I shook my head and pulled away.

"Stop."

I brushed his hands away.

"She did this to me!"

I jumped back from the ferocity in her scream. There was a rage there that I thought she had lost it so long ago, but I was wrong. I wondered if she'd kept hidden from James? Had it been there the whole time?

I swallowed a breath. My shoulders lifted up and rolled back. I knew what I would face in the next room, and then I stepped forward. I was ready for it.

Logan laughed before he ended it with a snort. "Are you fucking with me? No wonder she ran away from you."

"Logan!"

Analise screamed again before something shattered once more.

Logan cheered, "Do it again! Do it again, Psycho Woman!"

"Logan, shut up!"

"Oh, come on, dad. Look at her. She's crazy—"

I stepped around the corner, with Mason right behind me. The amusement fled from Logan as he took in the sight of us, or me. I couldn't have looked normal as my heart was pounding. My gut was telling me to run away from her. But I didn't. Mason brushed his hand against mine as he stepped around to shield me.

James swallowed when he looked up, but I couldn't take my eyes from my mother.

Analise was in her bathrobe with her hair done up. She looked like they had gone to a formal event the night before and she had gone to bed with her hair and make-up still done up. But there were black splotches on her face from where her mascara bled and her eyes were wild. Some of her hair stuck up, and she never calmed the strands. A plate was in her hand, but she lowered it as she raked me over with her eyes. They were cold, so cold. A chill went down my back.

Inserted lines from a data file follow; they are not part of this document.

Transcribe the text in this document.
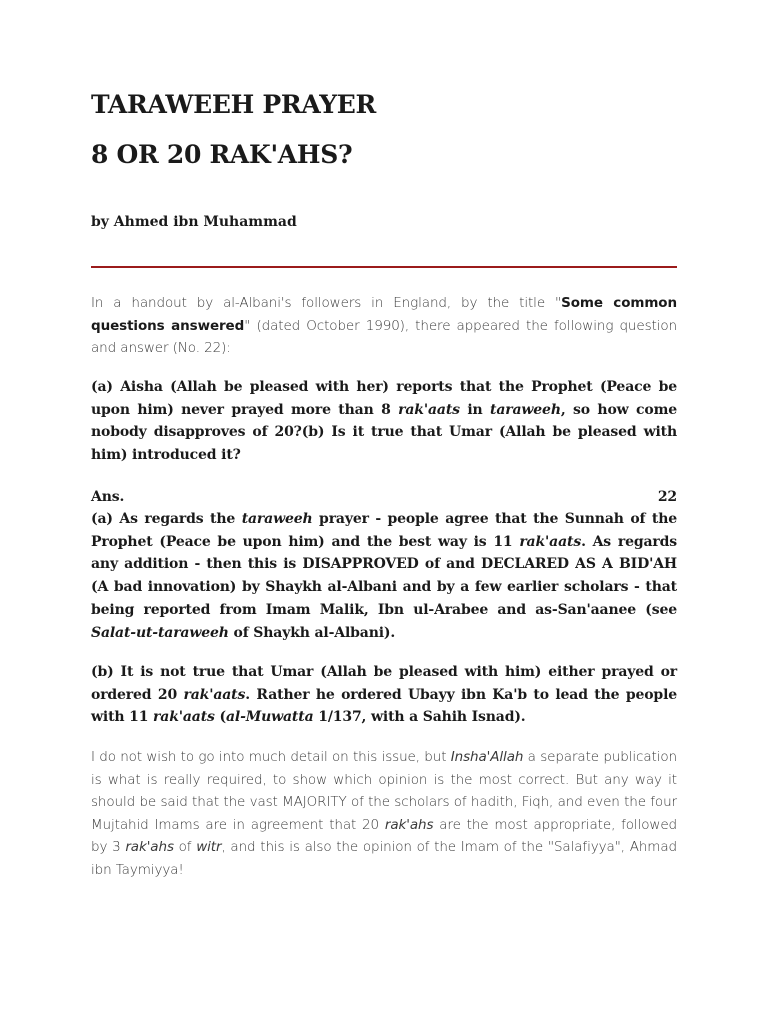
TARAWEEH PRAYER
8 OR 20 RAK'AHS?

by Ahmed ibn Muhammad

In a handout by al-Albani's followers in England, by the title "Some common questions answered" (dated October 1990), there appeared the following question and answer (No. 22):

(a) Aisha (Allah be pleased with her) reports that the Prophet (Peace be upon him) never prayed more than 8 rak'aats in taraweeh, so how come nobody disapproves of 20?(b) Is it true that Umar (Allah be pleased with him) introduced it?

Ans.	22

(a) As regards the taraweeh prayer - people agree that the Sunnah of the Prophet (Peace be upon him) and the best way is 11 rak'aats. As regards any addition - then this is DISAPPROVED of and DECLARED AS A BID'AH (A bad innovation) by Shaykh al-Albani and by a few earlier scholars - that being reported from Imam Malik, Ibn ul-Arabee and as-San'aanee (see Salat-ut-taraweeh of Shaykh al-Albani).

(b) It is not true that Umar (Allah be pleased with him) either prayed or ordered 20 rak'aats. Rather he ordered Ubayy ibn Ka'b to lead the people with 11 rak'aats (al-Muwatta 1/137, with a Sahih Isnad).

I do not wish to go into much detail on this issue, but Insha'Allah a separate publication is what is really required, to show which opinion is the most correct. But any way it should be said that the vast MAJORITY of the scholars of hadith, Fiqh, and even the four Mujtahid Imams are in agreement that 20 rak'ahs are the most appropriate, followed by 3 rak'ahs of witr, and this is also the opinion of the Imam of the "Salafiyya", Ahmad ibn Taymiyya!
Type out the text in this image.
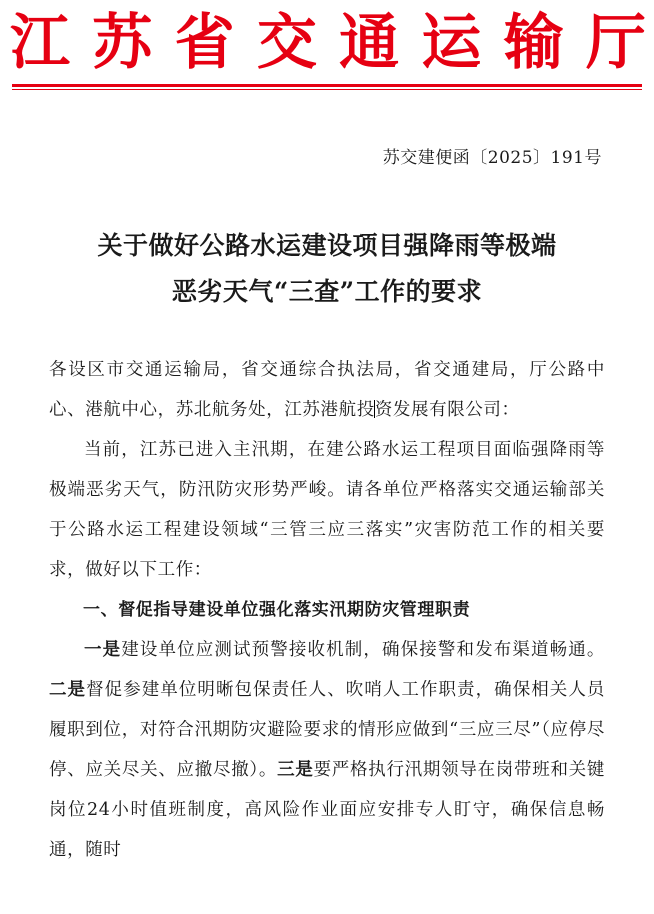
江 苏 省 交 通 运 输 厅
苏交建便函〔2025〕191号
关于做好公路水运建设项目强降雨等极端
恶劣天气“三查”工作的要求

各设区市交通运输局，省交通综合执法局，省交通建局，厅公路中心、港航中心，苏北航务处，江苏港航投资发展有限公司：

当前，江苏已进入主汛期，在建公路水运工程项目面临强降雨等极端恶劣天气，防汛防灾形势严峻。请各单位严格落实交通运输部关于公路水运工程建设领域“三管三应三落实”灾害防范工作的相关要求，做好以下工作：

一、督促指导建设单位强化落实汛期防灾管理职责

一是建设单位应测试预警接收机制，确保接警和发布渠道畅通。二是督促参建单位明晰包保责任人、吹哨人工作职责，确保相关人员履职到位，对符合汛期防灾避险要求的情形应做到“三应三尽”（应停尽停、应关尽关、应撤尽撤）。三是要严格执行汛期领导在岗带班和关键岗位24小时值班制度，高风险作业面应安排专人盯守，确保信息畅通，随时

This was the mother I feared from so long ago. She was back.

"You," she seethed.

I scrambled back a step before I realized what I was doing, but it was too late. Triumph flared in her depths. She still had that power over me, and her chest swelled up. As I watched her, I could see the power swelter inside of her. She thrived on it, but then Logan jumped to his feet. He had been sitting on a chair in the back. He cursed now.

She sucked in her breath and turned. I knew she was ready to blast him.

"And you want to know why we took off?" Mason's icy tone stopped everything. He gestured towards his dad and then swept a hand towards Analise. "Look at her. She's off her rails, dad. I don't want Sam near her."